Share

Bukan Cinderella
Bukan Cinderella
Author: Abinaya

Bab 1 : Dua Garis Merah

Brina mengerjapkan mata. Menguceknya beberapa kali. Berharap apa yang ditangkap matanya cuma sebatas ilusi. Tapi lima menit berselang, semuanya tetap sama, tak ada yang berubah.

Dua garis merah itu masih di sana. Tampak begitu nyata.

Bahu Brina melesak, degup jantungnya jadi makin tak karuan. Tangannya yang sejak tadi mengeluarkan keringat dingin bergetar, membuat testpack di genggamannya hampir saja terjatuh ke dalam closet.
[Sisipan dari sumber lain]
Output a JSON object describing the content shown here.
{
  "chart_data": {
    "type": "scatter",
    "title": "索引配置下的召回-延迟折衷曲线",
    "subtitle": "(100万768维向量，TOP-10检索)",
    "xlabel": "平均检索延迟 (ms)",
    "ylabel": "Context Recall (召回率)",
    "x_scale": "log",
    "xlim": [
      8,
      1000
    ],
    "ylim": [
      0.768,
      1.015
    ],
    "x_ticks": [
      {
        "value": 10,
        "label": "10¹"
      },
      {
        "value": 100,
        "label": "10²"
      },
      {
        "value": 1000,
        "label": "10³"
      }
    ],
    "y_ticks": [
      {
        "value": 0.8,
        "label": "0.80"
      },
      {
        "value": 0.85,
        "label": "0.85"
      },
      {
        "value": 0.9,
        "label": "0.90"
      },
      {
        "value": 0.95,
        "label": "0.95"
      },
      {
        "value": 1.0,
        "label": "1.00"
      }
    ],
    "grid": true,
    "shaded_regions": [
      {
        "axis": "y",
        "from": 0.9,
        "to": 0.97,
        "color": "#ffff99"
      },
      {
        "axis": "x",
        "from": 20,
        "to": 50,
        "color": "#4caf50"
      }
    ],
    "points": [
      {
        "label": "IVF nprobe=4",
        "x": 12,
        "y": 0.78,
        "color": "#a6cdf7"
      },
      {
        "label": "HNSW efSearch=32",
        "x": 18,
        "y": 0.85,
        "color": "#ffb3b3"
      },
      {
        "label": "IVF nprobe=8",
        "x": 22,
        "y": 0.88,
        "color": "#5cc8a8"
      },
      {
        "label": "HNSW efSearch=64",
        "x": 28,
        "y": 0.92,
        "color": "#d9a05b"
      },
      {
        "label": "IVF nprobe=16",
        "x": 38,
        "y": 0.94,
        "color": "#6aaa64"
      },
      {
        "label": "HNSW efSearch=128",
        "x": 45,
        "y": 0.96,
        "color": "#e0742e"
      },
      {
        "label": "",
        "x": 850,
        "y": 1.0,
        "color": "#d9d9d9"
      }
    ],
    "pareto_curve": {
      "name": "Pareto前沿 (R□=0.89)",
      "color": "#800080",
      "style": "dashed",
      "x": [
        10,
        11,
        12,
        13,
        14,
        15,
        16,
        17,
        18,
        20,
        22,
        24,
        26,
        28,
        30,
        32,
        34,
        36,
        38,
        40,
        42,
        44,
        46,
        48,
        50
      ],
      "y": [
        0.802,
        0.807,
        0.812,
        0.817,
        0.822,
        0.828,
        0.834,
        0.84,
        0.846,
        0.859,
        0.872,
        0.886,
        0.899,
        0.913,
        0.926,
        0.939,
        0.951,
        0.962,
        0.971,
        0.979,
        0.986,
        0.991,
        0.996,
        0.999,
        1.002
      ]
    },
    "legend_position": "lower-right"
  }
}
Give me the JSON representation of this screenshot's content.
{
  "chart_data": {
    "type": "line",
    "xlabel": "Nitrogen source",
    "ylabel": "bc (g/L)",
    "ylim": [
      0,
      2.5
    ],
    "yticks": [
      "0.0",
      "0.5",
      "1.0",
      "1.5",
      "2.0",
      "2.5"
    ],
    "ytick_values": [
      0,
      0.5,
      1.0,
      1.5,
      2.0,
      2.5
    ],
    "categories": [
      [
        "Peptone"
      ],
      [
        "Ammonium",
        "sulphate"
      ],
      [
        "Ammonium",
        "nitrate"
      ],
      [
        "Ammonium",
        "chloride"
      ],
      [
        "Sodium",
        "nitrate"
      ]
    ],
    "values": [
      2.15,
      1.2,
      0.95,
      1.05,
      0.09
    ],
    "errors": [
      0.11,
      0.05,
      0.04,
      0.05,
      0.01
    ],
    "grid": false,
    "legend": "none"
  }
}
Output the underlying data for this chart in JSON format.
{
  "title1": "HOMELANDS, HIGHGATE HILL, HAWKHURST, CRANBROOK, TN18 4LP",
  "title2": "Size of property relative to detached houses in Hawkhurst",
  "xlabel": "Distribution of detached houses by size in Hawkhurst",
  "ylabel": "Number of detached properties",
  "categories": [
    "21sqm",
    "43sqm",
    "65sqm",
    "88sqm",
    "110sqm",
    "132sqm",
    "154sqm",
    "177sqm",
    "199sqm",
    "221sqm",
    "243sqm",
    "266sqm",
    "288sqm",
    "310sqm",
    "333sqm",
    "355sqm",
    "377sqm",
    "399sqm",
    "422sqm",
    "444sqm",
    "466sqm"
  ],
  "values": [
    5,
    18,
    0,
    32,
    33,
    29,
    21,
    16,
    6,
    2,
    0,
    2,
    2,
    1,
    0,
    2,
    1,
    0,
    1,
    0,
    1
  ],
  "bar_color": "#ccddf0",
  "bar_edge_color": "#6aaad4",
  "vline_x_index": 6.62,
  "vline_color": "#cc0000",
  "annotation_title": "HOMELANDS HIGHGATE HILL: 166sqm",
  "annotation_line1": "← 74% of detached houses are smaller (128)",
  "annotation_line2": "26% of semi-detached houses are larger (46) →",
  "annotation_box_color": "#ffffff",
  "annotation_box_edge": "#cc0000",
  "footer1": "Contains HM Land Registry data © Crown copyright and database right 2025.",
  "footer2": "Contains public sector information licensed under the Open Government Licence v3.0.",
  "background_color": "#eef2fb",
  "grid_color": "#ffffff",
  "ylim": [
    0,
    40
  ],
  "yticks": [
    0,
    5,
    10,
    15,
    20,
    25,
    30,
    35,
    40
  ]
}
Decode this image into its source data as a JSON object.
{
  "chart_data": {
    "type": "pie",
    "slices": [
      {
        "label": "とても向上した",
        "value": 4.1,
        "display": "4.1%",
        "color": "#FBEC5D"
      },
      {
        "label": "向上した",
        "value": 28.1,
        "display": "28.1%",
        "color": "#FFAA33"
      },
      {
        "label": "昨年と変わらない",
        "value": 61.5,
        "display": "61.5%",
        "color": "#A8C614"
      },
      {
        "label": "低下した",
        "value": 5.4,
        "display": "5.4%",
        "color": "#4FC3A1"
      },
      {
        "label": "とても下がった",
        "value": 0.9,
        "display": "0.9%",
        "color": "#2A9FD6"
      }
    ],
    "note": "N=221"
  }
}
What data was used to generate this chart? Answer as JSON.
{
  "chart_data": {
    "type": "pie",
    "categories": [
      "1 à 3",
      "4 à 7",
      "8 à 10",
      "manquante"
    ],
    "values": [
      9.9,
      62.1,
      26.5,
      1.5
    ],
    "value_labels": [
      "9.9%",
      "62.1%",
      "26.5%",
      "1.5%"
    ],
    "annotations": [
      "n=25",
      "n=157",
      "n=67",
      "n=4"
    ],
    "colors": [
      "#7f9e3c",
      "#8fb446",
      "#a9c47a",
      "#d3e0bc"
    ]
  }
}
Brina mematung untuk beberapa saat. Masih tak percaya dengan apa yang ia lihat. Bagaimana mungkin ia hamil di saat-saat seperti ini? Pasti ada yang salah, sangkalnya dalam hati. Barangkali testpack yang ia gunakan tidak akurat. Ia juga lupa memastikan tanggal kadaluwarsanya saat membeli. Ia mesti mengeceknya lagi nanti, pikirnya.

"Na, udah hampir jam tujuh. Nanti kamu telat lho."

Mendengat teriakan ibunya, lamunan Brina buyar. Langkah kaki ibunya terdengar semakin jelas, pertanda bahwa wanita itu semakin mendekat. Brina jadi bertambah gugup. Dengan tergesa-gesa, gadis itu memasukkan testpacknya ke dalam saku rok. Bergegas, ia keluar dari toilet kamar. Didapatinya sang ibu sudah berada di hadapannya. Menatapnya dengan pandangan penuh tanya.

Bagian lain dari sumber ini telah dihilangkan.